Is it Hardware or Software?
To rule out a hardware problem, I booted one host into an Ubuntu Live Linux. Temperatures didn’t rise. CPU Temperature started at 61°C and dropping to 52°C after 4 minutes. So we can rule out any hardware failures or bad settings.
The cluster used to work properly under vSphere 7 GA (build 15843807). So it’s worth a try to rollback to the older version.
Rollback to GA
ESXi offers a recovery boot function. As soon as ESXi boot loader appears you have to press keys [Shift] + [R] and you’ll see a screen similar to the picure below.
You can see both installed versions. The new ESXi 7.0b is default on boot bank5 and there’s also the 7.0 GA version on boot bank6.
Confirm the rollback with [Y] and the system will boot next time with build 15843807.
The host came up with the build shown in the picture above and there was neither a warning indicator, nor did the fans run at full speed. A look into IPMI showed all sensors were nominal.
What can we say for now?
Well, we can show that there’s no hardware failure, because the system ran smoothly with an alternative boot image (Ubuntu 20.04 LTS) and it also showed no issues with the original ESXi 7.0 GA boot image.
We can also rule out a strange coincidence, because 4 hosts showed the same behavior right after patching.
I will try to boot with the updated ESXi 7.0b image ISO. There are two of them:
|ESXi 7.0b – 16324942||Security and Bugfix image|
|ESXi 7.0bs – 16321839||Security only image|
We’ll see if the issue persists when booting directly from the image, or if there’s any difference between the security only image and the bugfix & security image.
Update July 5th 2020
I’ve posted my findings into our #vExpert Slack Channel. Either I’m completely wrong, or I cannot be the only one. Luckily I got support by my buddy Kev Johnson who confirmed the issue on one of two hosts after update.
Unfortunately I wasn’t able to test a direct boot with an updated ISO image (see table above), because I didn’t find these images in the downloads. If you know where to find them, please let me know and send me a link.
Update July 6th 2020
Meanwhile we have a discussion thread on VMTN.
Update July 17th 2020
A big shoutout to my buddy Kev Johnson who opened a support ticket with SuperMicro. He has received an inofficial beta BIOS release 1.3a which looked promising. I also opened a support ticket with SuperMicro and referred to Kev’s issue. Soon after I received the beta BIOS too.
I upgraded BIOS on my first ESXi host from 1.3 to 1.3a. As you can see in the picture below, it’s brand new.
After I’ve monitored one host with the new BIOS for a while and nothing strange happened, I decided to flash all of my E300-9D host with the new BIOS. Then I fired up the vSAN cluster and applied latest ESXi patches. These patches used to cause thermal issues in combination with the old BIOS 1.3 but now with 1.3a CPU temperature remaind at a normal level.

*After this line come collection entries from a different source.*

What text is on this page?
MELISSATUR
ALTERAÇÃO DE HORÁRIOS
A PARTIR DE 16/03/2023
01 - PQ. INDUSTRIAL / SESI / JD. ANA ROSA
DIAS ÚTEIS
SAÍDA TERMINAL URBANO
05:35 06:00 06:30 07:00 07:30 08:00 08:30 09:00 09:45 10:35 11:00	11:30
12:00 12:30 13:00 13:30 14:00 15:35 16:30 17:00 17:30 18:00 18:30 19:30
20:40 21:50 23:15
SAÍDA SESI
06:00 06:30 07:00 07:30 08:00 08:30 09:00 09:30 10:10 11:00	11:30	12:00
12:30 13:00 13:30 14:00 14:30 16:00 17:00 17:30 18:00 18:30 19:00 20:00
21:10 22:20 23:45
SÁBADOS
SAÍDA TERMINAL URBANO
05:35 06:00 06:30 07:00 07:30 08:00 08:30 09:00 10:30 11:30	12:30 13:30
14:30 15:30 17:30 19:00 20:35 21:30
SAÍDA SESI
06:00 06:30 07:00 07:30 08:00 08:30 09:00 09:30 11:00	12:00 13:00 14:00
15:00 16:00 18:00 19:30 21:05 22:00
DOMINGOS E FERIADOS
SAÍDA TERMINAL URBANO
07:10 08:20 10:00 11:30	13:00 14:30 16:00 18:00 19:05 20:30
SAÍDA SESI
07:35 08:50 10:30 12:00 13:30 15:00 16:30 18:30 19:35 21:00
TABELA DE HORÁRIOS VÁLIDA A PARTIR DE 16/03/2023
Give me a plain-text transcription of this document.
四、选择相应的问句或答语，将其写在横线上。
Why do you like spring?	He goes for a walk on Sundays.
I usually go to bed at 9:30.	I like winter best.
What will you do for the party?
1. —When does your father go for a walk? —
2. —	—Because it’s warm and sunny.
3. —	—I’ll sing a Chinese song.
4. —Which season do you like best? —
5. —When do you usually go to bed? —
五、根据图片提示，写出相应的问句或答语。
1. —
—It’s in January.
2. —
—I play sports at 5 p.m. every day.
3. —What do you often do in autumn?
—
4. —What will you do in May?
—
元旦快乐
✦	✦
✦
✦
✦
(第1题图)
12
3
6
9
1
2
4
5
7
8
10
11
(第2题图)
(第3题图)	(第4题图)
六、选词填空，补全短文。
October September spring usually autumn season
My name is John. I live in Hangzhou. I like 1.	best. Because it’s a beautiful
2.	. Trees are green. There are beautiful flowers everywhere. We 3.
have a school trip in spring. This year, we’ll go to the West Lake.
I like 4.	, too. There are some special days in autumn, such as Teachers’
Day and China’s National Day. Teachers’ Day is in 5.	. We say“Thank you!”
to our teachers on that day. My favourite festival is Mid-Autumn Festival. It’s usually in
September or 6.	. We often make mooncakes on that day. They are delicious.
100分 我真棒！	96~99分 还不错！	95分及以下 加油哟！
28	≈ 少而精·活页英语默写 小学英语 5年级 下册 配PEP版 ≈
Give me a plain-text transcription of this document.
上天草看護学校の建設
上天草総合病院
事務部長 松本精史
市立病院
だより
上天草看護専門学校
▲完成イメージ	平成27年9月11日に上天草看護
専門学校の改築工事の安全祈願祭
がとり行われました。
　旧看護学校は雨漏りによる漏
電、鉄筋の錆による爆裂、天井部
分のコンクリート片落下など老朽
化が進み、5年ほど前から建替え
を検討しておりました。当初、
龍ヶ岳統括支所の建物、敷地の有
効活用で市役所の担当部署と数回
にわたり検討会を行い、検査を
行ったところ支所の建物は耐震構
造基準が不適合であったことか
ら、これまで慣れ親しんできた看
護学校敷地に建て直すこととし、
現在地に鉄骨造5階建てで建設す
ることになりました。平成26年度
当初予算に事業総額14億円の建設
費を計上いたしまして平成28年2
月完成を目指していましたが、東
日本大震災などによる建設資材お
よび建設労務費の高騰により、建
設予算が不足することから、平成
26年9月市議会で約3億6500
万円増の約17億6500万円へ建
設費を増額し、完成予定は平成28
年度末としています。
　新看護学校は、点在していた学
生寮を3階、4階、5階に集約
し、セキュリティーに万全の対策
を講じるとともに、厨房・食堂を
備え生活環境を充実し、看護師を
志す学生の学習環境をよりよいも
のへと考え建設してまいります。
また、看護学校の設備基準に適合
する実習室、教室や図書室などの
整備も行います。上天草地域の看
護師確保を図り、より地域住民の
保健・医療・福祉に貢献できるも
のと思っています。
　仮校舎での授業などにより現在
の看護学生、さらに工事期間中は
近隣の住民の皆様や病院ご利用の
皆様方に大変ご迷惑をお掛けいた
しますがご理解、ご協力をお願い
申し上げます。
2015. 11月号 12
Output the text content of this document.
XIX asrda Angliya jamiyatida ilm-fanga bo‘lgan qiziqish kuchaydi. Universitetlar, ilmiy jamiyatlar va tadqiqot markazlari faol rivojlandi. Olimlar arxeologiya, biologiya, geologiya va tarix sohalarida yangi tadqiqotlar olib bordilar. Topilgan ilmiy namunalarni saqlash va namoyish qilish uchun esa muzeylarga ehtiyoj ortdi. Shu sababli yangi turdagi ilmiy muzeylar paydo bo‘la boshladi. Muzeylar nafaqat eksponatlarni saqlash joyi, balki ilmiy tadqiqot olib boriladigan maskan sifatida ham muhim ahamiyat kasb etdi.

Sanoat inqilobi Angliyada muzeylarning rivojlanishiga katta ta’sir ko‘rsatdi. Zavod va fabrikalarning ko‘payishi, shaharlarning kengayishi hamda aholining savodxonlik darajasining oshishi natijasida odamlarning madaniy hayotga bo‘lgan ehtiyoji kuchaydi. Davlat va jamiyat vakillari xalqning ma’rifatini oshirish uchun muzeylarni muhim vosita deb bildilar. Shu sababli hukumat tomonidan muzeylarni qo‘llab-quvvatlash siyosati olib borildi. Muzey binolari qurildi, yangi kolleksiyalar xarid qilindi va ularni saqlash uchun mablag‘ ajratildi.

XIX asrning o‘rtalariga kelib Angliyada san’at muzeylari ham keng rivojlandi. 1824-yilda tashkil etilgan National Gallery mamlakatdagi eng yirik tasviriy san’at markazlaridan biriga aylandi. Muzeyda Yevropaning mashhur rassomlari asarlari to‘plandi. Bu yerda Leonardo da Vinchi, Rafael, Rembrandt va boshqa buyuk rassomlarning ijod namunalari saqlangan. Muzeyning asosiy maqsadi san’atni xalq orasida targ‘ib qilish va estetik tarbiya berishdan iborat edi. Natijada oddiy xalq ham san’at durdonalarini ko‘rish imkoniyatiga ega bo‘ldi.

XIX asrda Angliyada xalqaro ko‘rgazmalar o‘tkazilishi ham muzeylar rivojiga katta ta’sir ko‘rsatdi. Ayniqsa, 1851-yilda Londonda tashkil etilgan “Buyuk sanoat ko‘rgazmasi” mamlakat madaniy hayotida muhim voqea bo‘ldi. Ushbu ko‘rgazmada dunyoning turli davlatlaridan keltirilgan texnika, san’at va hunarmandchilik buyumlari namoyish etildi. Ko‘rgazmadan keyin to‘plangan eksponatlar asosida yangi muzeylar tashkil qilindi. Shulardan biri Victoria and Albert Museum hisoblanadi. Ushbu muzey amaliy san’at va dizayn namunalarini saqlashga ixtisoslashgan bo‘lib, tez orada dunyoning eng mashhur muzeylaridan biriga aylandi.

The cluster operated several hours without any disturbance. We can assume that the BIOS update has fixed the problem.
How do these microcode updates work?
Is there a difference between microcode upgrades by vendor BIOS or OS patch? Or can they interfere with each other? Well, no. Basically the CPU has a versioning mechanism. During boot it makes sure to utilize the latest microcode version. If the BIOS microcode version is lower than the microcode offered by the OS, it will use the one from the OS patch. If not it’ll keep the microcode version from the BIOS.
If we go into the details of patch ESXi 7.0b we can see that it includes microcode updates for all kinds of CPU generations. My E300-9D servers are equiped with Intel Xeon D-2146 processors (Skylake). The VMware patch offers microcode version 0x02006901 for the D-2100 CPU series. The new beta BIOS from SuperMicro will flash microcode 0x02006906h which is higher. Therefore nothing happens during boot. The microcode patch included in the OS patch doesn’t get applied.